今回のボトルは蒸溜所非公開のシングルアイラモルト25年で、中身はアードベッグです。樽構成は不明、リリース本数は3124本です。
日本で発売されたのは2018年の10月に入ってからですが、既にインターナショナルワイン&スピリッツコンペティション(IWSC)2018で最高賞であるGold Outstandingを受賞している他、モルトマニアックスアワード(MMA)2017でも部門最高賞であるBest premium peated Whiskyを受賞するなど、華々しい経歴を持つボトルです。
時間経過でこれぞ長熟アイラと言わしめる香りが開く。ボディはやや枯れ気味。
かなり多様な熟成期間の原酒が混ぜられているのではないでしょうか。香りの展開が非常に多彩です。おそらくシングルヴィンテージではこうした香味変化にはならないでしょう。早飲みはせず、是非とも時間をかけてゆっくりと楽しむべきだと思います。

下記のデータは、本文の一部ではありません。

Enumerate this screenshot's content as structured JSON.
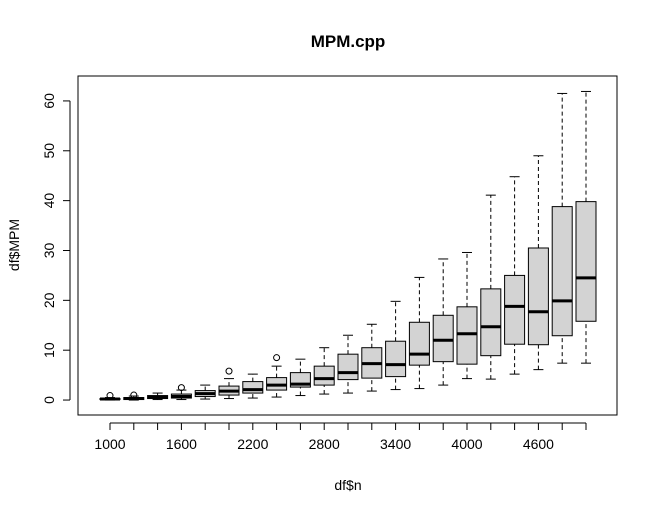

最初は塩素やミネラルが主体の鋭いピートを感じますが、時間をかける毎に奥行きのあるフルーツ香と熟成感のある麦芽香が徐々に開いてきて、渾然一体とした複雑さが現れてきます。その後はピートが徐々に鋭さから溶け込むような丸さへと変わっていき、干し藁のようなニュアンスとともに前述のフルーツ香と麦芽香が加わることで古酒感が現れてきます。言い過ぎだとは思いますが、70年代アードベッグを思わせる印象も僅かながら感じられるのではないかと思っています。

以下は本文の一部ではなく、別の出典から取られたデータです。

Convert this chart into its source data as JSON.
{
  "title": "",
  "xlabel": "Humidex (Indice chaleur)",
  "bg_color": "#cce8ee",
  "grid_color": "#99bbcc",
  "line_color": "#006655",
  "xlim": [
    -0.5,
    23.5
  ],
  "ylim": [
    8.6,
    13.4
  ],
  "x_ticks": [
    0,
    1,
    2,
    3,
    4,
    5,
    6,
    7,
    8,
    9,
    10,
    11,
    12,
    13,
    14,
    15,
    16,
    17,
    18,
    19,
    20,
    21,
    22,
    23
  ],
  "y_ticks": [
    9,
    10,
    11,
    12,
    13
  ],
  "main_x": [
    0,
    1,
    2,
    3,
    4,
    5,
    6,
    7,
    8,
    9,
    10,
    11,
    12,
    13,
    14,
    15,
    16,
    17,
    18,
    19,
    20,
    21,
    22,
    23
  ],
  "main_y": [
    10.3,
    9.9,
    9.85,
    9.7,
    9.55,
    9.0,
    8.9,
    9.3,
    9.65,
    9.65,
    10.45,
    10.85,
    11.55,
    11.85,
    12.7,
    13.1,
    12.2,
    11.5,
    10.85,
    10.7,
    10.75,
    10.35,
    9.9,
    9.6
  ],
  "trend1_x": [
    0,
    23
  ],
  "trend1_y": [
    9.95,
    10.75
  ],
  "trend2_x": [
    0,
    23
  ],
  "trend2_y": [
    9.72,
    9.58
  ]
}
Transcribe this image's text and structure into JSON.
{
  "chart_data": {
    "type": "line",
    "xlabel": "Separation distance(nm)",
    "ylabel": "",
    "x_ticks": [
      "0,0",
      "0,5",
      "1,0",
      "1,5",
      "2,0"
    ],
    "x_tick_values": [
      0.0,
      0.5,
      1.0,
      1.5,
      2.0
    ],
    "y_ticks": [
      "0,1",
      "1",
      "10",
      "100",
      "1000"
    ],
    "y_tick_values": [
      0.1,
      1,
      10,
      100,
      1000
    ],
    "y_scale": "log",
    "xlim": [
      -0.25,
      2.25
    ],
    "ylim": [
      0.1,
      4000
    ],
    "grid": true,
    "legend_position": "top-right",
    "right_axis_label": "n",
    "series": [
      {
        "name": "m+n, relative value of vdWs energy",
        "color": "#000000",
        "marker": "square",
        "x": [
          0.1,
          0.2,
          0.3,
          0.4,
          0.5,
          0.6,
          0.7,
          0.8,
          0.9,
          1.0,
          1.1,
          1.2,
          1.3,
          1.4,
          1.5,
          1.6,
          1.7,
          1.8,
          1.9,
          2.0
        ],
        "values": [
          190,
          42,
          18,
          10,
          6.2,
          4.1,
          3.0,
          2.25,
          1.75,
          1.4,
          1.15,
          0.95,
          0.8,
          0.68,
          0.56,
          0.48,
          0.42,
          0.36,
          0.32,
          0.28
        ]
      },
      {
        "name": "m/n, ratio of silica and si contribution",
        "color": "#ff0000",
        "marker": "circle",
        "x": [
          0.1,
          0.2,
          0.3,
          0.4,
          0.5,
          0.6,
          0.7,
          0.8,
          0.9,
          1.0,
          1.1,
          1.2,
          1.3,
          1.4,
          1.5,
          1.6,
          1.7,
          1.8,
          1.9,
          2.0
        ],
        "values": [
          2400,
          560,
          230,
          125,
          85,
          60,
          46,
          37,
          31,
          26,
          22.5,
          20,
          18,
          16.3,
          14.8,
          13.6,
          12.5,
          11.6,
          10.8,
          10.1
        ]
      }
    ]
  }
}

口に含んだ後はピートが更に麦芽の熟成感の中に溶け込み、長熟のアイラモルト特有の深みへと変わっていきます。
フルーティーではあるもののやや枯れ気味で過熟感があり、ボディと余韻からは少し厚みと長さが失われています。この部分は少し残念です。これは90年代以降のアードベッグの酒質によると考えられる他、48.7%とカスクストレングスとしてはやや低めの度数と非常に複雑な展開の香味から、おそらく熟成の途中で40%を割るなどして販売できなくなった超長熟原酒を構成原酒として使っているからではないかと、個人的に推測しています。
ボディの枯れ感が気にならないならオススメ。
500mlで30000円ギリギリと全く安くないボトルですが、信じられないくらい高額な最近のオフィシャル長熟アードベッグと比較すれば十分納得できるコストパフォーマンスだと思います。(ていうかオフィシャルが高過ぎ)

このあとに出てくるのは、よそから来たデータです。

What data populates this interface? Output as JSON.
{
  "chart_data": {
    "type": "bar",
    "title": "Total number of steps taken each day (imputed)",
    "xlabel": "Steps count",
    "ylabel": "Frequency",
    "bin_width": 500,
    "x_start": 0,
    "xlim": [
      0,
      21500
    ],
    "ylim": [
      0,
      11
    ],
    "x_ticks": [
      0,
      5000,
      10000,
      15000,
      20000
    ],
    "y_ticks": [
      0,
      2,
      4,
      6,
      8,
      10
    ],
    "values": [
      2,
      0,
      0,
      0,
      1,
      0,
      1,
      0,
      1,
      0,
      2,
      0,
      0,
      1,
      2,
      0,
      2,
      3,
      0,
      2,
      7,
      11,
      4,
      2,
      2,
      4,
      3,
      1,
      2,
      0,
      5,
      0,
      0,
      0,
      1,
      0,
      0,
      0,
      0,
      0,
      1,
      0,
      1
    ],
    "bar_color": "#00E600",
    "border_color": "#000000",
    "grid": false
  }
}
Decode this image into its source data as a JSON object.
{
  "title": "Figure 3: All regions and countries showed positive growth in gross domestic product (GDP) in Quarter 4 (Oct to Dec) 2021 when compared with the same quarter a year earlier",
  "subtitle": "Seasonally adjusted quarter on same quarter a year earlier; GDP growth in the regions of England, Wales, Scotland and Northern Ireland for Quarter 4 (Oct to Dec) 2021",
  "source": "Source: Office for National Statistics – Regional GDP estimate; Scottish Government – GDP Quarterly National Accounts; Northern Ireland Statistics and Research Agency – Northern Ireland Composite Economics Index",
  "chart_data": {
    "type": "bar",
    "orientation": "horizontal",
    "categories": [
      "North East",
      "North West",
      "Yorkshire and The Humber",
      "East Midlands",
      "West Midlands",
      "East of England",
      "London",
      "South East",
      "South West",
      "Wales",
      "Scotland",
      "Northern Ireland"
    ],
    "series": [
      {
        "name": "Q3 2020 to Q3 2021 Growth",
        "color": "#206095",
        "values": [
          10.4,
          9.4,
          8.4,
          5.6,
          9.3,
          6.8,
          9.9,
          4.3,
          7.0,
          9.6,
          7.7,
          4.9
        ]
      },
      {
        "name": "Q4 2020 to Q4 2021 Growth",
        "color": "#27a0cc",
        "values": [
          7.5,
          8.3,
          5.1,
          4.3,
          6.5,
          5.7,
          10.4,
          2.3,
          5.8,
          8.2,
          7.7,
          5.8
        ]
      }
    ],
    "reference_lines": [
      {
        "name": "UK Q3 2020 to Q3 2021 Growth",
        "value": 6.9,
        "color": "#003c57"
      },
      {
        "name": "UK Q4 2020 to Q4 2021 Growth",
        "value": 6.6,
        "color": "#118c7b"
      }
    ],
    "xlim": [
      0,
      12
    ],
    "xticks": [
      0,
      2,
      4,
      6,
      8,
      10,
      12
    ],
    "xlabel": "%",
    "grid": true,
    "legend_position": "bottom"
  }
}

フルーツエステル、麦芽の熟成感、ピートというシングルモルトの三大要素によって紡がれる長熟アイラ独特の香味を探していて、かつ香りの複雑さと引き換えになったボディの枯れ感が気にならないのであれば、非常にオススメな一本です。
いやでもやっぱりちょっと高いよ…という方、容量は下がりますが、海外(主に米国)向けに375mlボトルが容量相応な価格で販売されていた他、海外サイトでは500mlボトルが国内よりも安価に入手可能のようです。良かったら探してみてください。